Could you please guide me in choosing the architect path after how many years of experience in development also the qualifications and certifications that are required.

16. Phan Wilkie - June 15, 2012

Hi Chris

Having read your blog and having worked along side a good EA in my organization I am aspired to become one one day.

My current profession is a senior business analyst for a financial services company and have been for the past 5 years. I come from IT support background so my previous roles were infrastructure, database and application support. Because of this, I have been exposed to variety of solutions (e.g. MS SQL, BizTalk, WCF, SSAS, MOSS -mostly MS solutions) and business processes, which has helped me become quite efficient at performing systems analysis activity and understand how they fit together within the enterprise context.

My only concern is that I will not be qualified to become an EA because I do not have any development experience in my working career.

Having said this I have studied programming in my university days so I have a good conceptual understanding of it and can talk to the developers using their language. I also have a strong relational database knowledge and the most recently acquired business intelligence.

I have only been working for 9 years so I try to keep myself educated in the realm of technology while strengthening my soft-skills such as interpersonal communication, leadership and project management skills.

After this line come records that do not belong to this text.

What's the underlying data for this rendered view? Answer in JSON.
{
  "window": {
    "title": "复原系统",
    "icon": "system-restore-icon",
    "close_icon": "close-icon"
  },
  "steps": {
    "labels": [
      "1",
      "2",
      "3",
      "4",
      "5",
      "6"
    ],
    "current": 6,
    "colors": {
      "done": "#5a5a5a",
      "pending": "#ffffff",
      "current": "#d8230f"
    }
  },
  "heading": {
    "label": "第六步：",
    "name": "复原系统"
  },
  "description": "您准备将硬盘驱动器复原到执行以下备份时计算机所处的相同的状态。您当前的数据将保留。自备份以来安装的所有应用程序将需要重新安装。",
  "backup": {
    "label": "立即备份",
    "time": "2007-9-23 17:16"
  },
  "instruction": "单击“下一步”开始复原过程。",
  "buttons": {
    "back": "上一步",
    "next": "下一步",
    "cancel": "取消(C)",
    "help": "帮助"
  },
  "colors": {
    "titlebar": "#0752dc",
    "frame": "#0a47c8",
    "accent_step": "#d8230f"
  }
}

I know it will be a while yet before I will have the confidence to step into this prestige role. I would like to get opinion whether or not you think I am on the right track? Any other suggestions you can make will be highly appreciated.

17. SSP - April 8, 2013

Excellent article indeed Chris. I am not sure if you are following up on comments anymore as it had been quite sometime since your last comment now.
I have a query which if you could answer would be great. I understand you moved from Dev to Application Arch to Enterprise Architect. However isn’t IT/technology architecture a level tad below Solution Architecture. My understanding was you move from Technical Architecture where you are more concerned about application topology and integration, to Solution Architecture where your Domain knowledge plays a very vital role. e.g. Say you have Telecom domain knowledge and you focus more on designing effective Telecom specific solutions on top of Technical Architecture. one example can be setting up call plans for a Number. If something goes wrong in it, in telecom you would simply re-provision instead of correcting the plan and overwrite the setup. But if you were in Finance say – every half-done transaction(not database but business level) has to be corrected instead of simply overwriting.

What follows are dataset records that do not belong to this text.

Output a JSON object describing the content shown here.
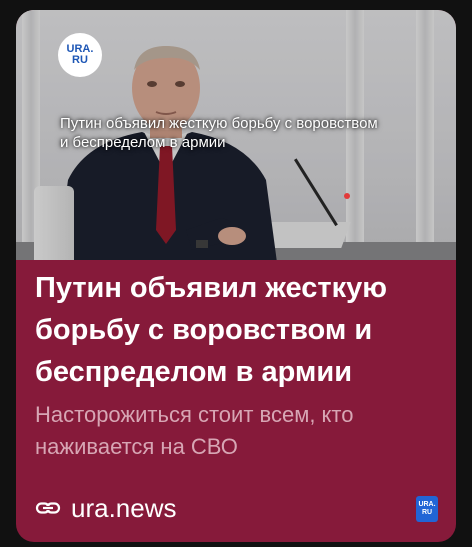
{
  "card": {
    "photo_logo_line1": "URA.",
    "photo_logo_line2": "RU",
    "photo_caption": "Путин объявил жесткую борьбу с воровством и беспределом в армии",
    "headline": "Путин объявил жесткую борьбу с воровством и беспределом в армии",
    "subtitle": "Насторожиться стоит всем, кто наживается на СВО",
    "domain": "ura.news",
    "badge_line1": "URA.",
    "badge_line2": "RU",
    "icons": {
      "link": "link-icon",
      "logo": "ura-logo-icon",
      "badge": "ura-badge-icon"
    },
    "colors": {
      "card_background": "#861a3a",
      "subtitle": "#d7a6b4",
      "logo_text": "#1d56b5",
      "badge_background": "#2165d6"
    }
  }
}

Please correct me if I am wrong in my understanding

18. nedians2000 - July 23, 2013

Hi Chris,
Great Article !!

I myself a Senior Developer/Consultant with expertise on Microsoft Technologies specially SharePoint/.Net., I have same ambition and questions in mind as other stated above which is how can I become a successful EA.

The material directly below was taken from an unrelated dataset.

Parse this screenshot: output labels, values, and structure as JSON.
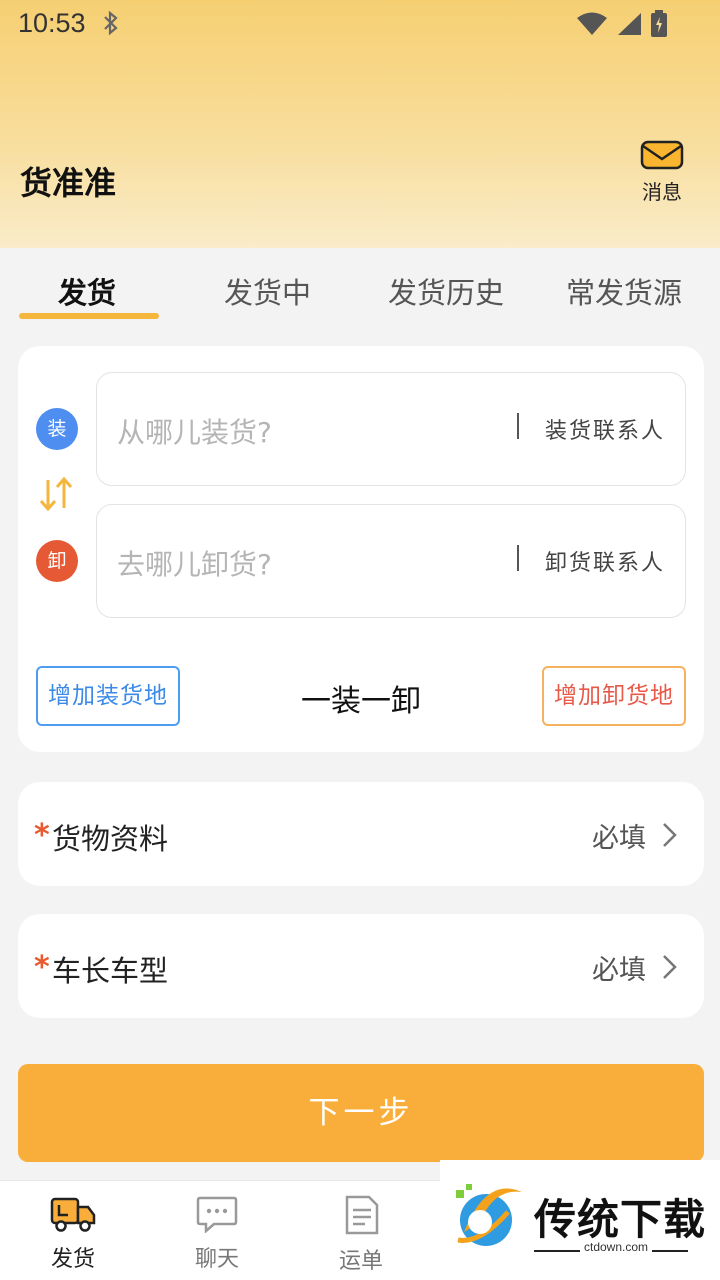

I currently have 5 years of experience, mainly technical including Application development, Product Expertise(SharePoint), Databases, Consultation..etc

One thing to add is I don’t have much technical team lead exposure so far.

I have abilities and interests to understand the business domain as well.

Can you/experts please suggest what should I do and what roles I should go for moving forward to reach to an EA.

Also what’s the ideal role after being an experienced EA. Would it be CTO or CIO ? or any other you think.

Your Suggestions will be highly appreciated !!